# The Weakness of Gravity

1. Mar 28, 2007

### Kt_Atis

Today after watching a show called "Parallel Universe" and they talked about Parallel Universes of course. But the interesting thing is that they said that gravity is weak. For example. Like how the whole earth pulls on you and yet you are able to pick things up in a heartbeat with no problem at all. So they later come to the conclusion that gravity is leaking from our universe into an 11th deminsion. This is called M-Theory. Later they say that what if gravity wasn't leaking from our universe but to it. What if it came from that other universe inwhich the gravity would be as strong as the other forces but by the time it reached us it would only be a faint signal.

So my question is how likely is this scenerio.

2. Mar 28, 2007

### rbj

the thing that bothers me about the concept of the weakness of gravity is that when you get to specifics, it isn't only a comparison of the force of gravity to the forces of other fundamental interactions, say electromagnetic, but there are other quantities involved like the amounts of mass and charge. and these quantities are not commensurable ("comparing apples to oranges"), so since the force of gravity depends on how much mass you have and the force of E&M depends on how much charge you have, who says that gravity as a class of interaction is weaker than EM as an interaction? we can come up with a mass-to-charge ratio where the forces would be equal.

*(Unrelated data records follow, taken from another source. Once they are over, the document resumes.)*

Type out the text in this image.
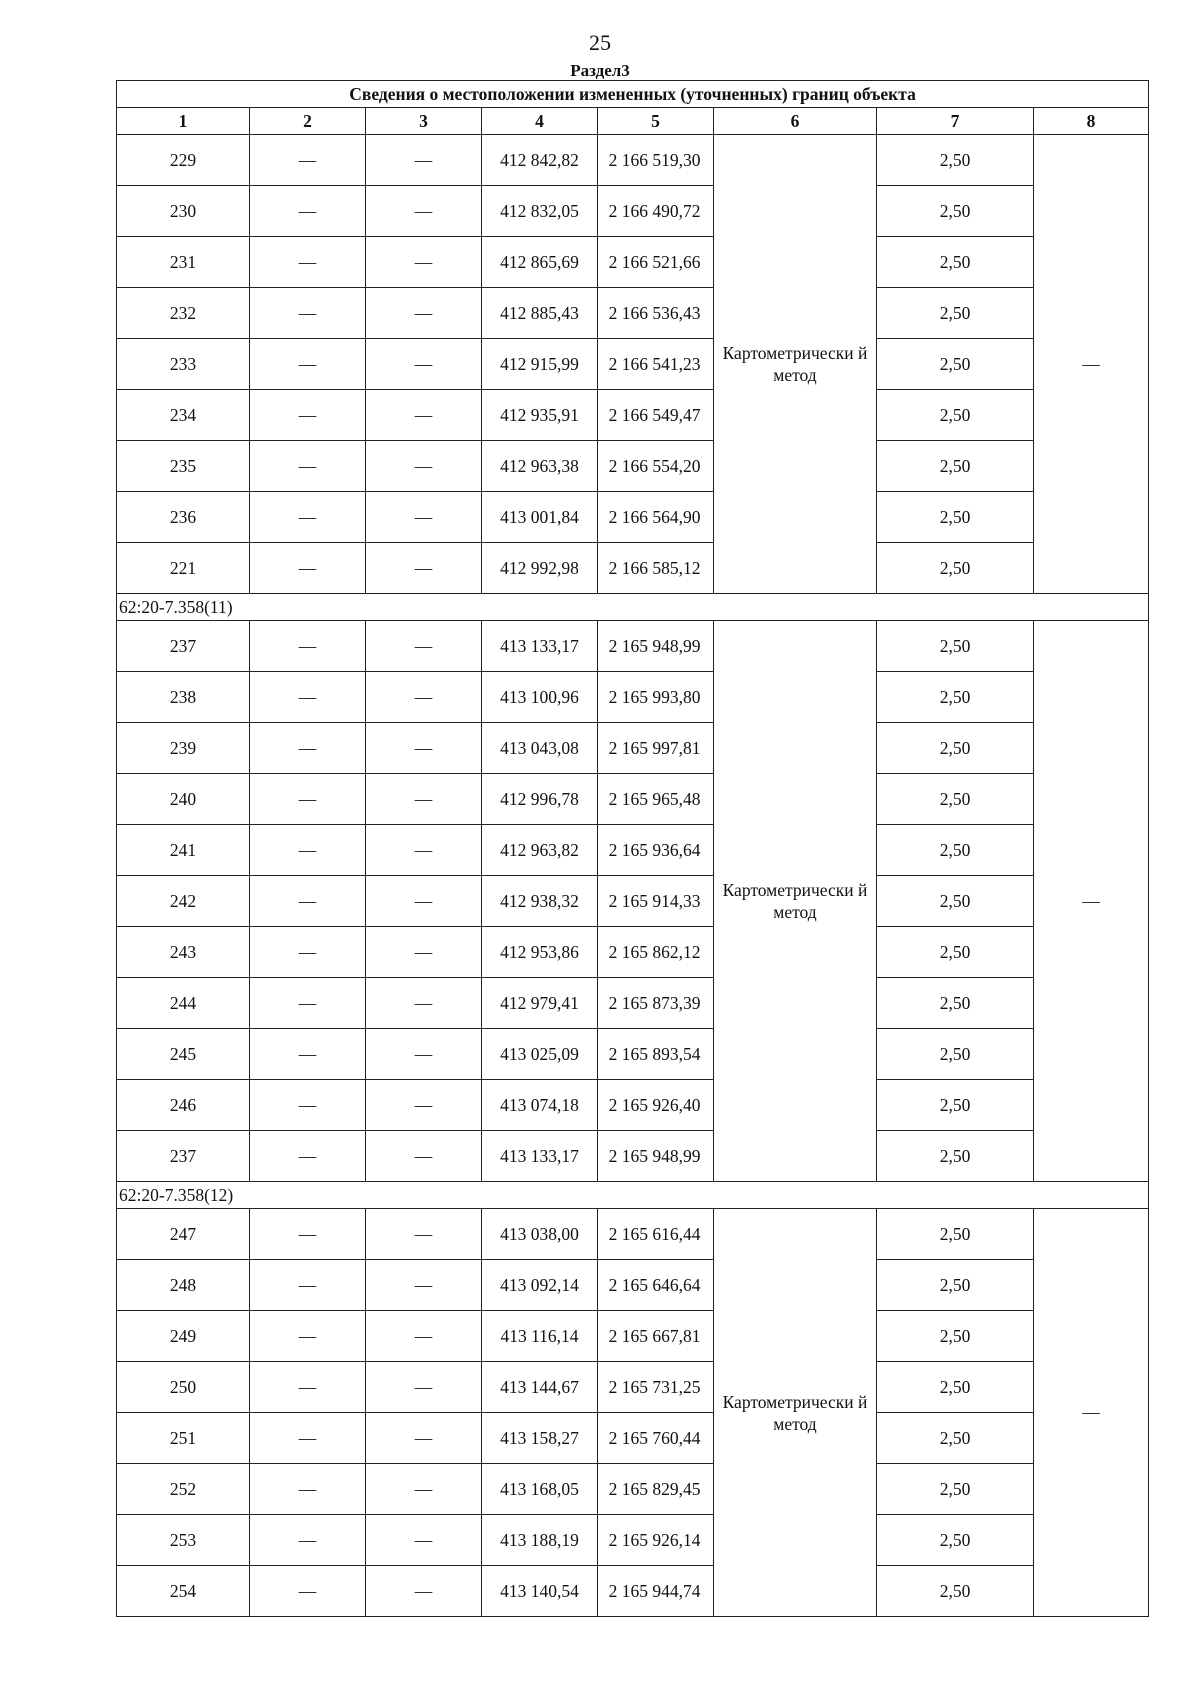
25
Раздел3
Сведения о местоположении измененных (уточненных) границ объекта							
1	2	3	4	5	6	7	8
229	—	—	412 842,82	2 166 519,30	Картометрически й метод	2,50	—
230	—	—	412 832,05	2 166 490,72		2,50	
231	—	—	412 865,69	2 166 521,66		2,50	
232	—	—	412 885,43	2 166 536,43		2,50	
233	—	—	412 915,99	2 166 541,23		2,50	
234	—	—	412 935,91	2 166 549,47		2,50	
235	—	—	412 963,38	2 166 554,20		2,50	
236	—	—	413 001,84	2 166 564,90		2,50	
221	—	—	412 992,98	2 166 585,12		2,50	
62:20-7.358(11)							
237	—	—	413 133,17	2 165 948,99	Картометрически й метод	2,50	—
238	—	—	413 100,96	2 165 993,80		2,50	
239	—	—	413 043,08	2 165 997,81		2,50	
240	—	—	412 996,78	2 165 965,48		2,50	
241	—	—	412 963,82	2 165 936,64		2,50	
242	—	—	412 938,32	2 165 914,33		2,50	
243	—	—	412 953,86	2 165 862,12		2,50	
244	—	—	412 979,41	2 165 873,39		2,50	
245	—	—	413 025,09	2 165 893,54		2,50	
246	—	—	413 074,18	2 165 926,40		2,50	
237	—	—	413 133,17	2 165 948,99		2,50	
62:20-7.358(12)							
247	—	—	413 038,00	2 165 616,44	Картометрически й метод	2,50	—
248	—	—	413 092,14	2 165 646,64		2,50	
249	—	—	413 116,14	2 165 667,81		2,50	
250	—	—	413 144,67	2 165 731,25		2,50	
251	—	—	413 158,27	2 165 760,44		2,50	
252	—	—	413 168,05	2 165 829,45		2,50	
253	—	—	413 188,19	2 165 926,14		2,50	
254	—	—	413 140,54	2 165 944,74		2,50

$$\sqrt{ \frac{1}{G 4 \pi \epsilon_0} } = \frac{m_P }{q_P}$$

with a mass/charge ratio of that, the strength of gravity is the same as the strength of EM. but elementary particles have a much less mass/charge ratio than that. so that is why, for charged elementary particles, the gravitational interaction seems to be insignificant - because the charge on the protons is approximately the Planck unit of charge but the mass of the protons is far, far less than the Planck mass.